Jack Cashill begins his May 8 WorldNetDaily column like this:
“The video is clear: Ahmaud Arbery was killed in cold blood,” tweeted presidential candidate Joe Biden in regard to the recently released video of the February shooting death of 25-year-old Ahmaud Arbery in Brunswick, Georgia.
In his shameless rush to judgment, Biden has taken a page straight out of Barack Obama’s Trayvon Martin playbook.
The page reads as follows: In an election year, ignore all contrary evidence and recklessly indict a white (or white Hispanic) in the shooting death of an unarmed black man in the hope of stoking up the black vote.
Biden is in good company. All the usual suspects have rushed in to the judgment game, from LeBron James to Martin family attorney Benjamin Crump to the shameless propagandists of the mainstream media.
Of course the video is pretty darn clear regarding Arbery’s death, and it’s unclear what “contrary evidence” Cashill is talking about. But he’s eager to play his own Trayvon Martin playbook on Arbery.
If you’ll recall, Cashill trashed Martin as a wannabe thug and lionized George Zimmerman, the man who killed him, as a civil rights martyr. As Zimmerman’s misbehavior and criminal acts continued, Cashill still stood by him and helped evade responsibility for his acts.
In following his playbook, Cashill takes faith in the district attorney who initially decliined to prosecute Arbery’s killers:
A letter sent by George Barnhill, the district attorney for the Waycross Judicial Circuit, to the Glynn County Police, explains why Barnhill chose initially not to arrest the suspects.
Wrote Barnhill, “It appears Travis McMichael, Greg McMichael, and Bryan William were following, in pursuit burglary suspect, with solid firsthand probable cause, in their neighborhood, and asking/ telling him to stop.”
As Barnhill explained, this was perfectly legal under Georgia law. Neither of the McMichaels was a felon, and both were openly and legally carrying.
William was following the McMichaels’ truck in his vehicle and shooting the video in question, an unlikely strategy for the participant in a cold-blooded murder.
[…]The media are portraying Arbery as an innocent jogger. Barnhill thought otherwise. He wrote, “Arbery’s mental health records & prior convictions help explain his apparent aggressive nature and his possible thought pattern to attack an armed man.”

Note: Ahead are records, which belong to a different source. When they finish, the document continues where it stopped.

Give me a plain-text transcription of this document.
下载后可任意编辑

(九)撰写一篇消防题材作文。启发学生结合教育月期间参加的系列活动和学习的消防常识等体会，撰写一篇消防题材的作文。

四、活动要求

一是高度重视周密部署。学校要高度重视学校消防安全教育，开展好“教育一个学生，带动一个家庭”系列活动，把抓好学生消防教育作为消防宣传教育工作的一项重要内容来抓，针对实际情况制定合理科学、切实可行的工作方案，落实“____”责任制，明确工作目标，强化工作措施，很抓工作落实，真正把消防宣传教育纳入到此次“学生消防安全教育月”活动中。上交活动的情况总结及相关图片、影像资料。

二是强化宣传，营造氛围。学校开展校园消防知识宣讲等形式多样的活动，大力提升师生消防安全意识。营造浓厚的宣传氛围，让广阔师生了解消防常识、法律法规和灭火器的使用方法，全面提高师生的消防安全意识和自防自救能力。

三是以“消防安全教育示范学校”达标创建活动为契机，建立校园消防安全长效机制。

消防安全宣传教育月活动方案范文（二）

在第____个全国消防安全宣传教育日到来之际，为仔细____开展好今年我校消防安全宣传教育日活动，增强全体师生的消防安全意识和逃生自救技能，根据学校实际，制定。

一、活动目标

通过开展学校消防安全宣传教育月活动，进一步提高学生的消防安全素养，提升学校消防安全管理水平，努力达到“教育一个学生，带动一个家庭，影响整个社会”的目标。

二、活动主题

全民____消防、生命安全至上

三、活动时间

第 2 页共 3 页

Cashill didn’t mention that Barnhill needlessly doggedly pursued a case against a black woman accused of committing vote fraud by showing a first-time voter how to use a voting machine, so his judgment appears to be a little skewed. Barnhill has since been criticized by a national organization of district attorneys for his refusal to prosecute the case and releasing the letter from which Cashill quoted, saying that it could influence possible jurors.
Cashill also got the name of the man shooting the video wrong — his name is William Bryan, and he now won’t talk about why he shot it.
Cashill then calls on an old friend: “Filmmaker Joel Gilbert has been watching this case with interest. In his 2019 film, ‘The Trayvon Hoax,’ Gilbert showed how Attorney Benjamin Crump allegedly produced a false witness to get George Zimmerman arrested for shooting Martin in what was transparently self-defense.” Yes, it’s the charlatan filmmaker who made a film about Martin that nobody should trust given Gilbert’s track record.
That’s pretty much all Cashill has to offer — his old tricks of race-mongering and sketchy supporting characters.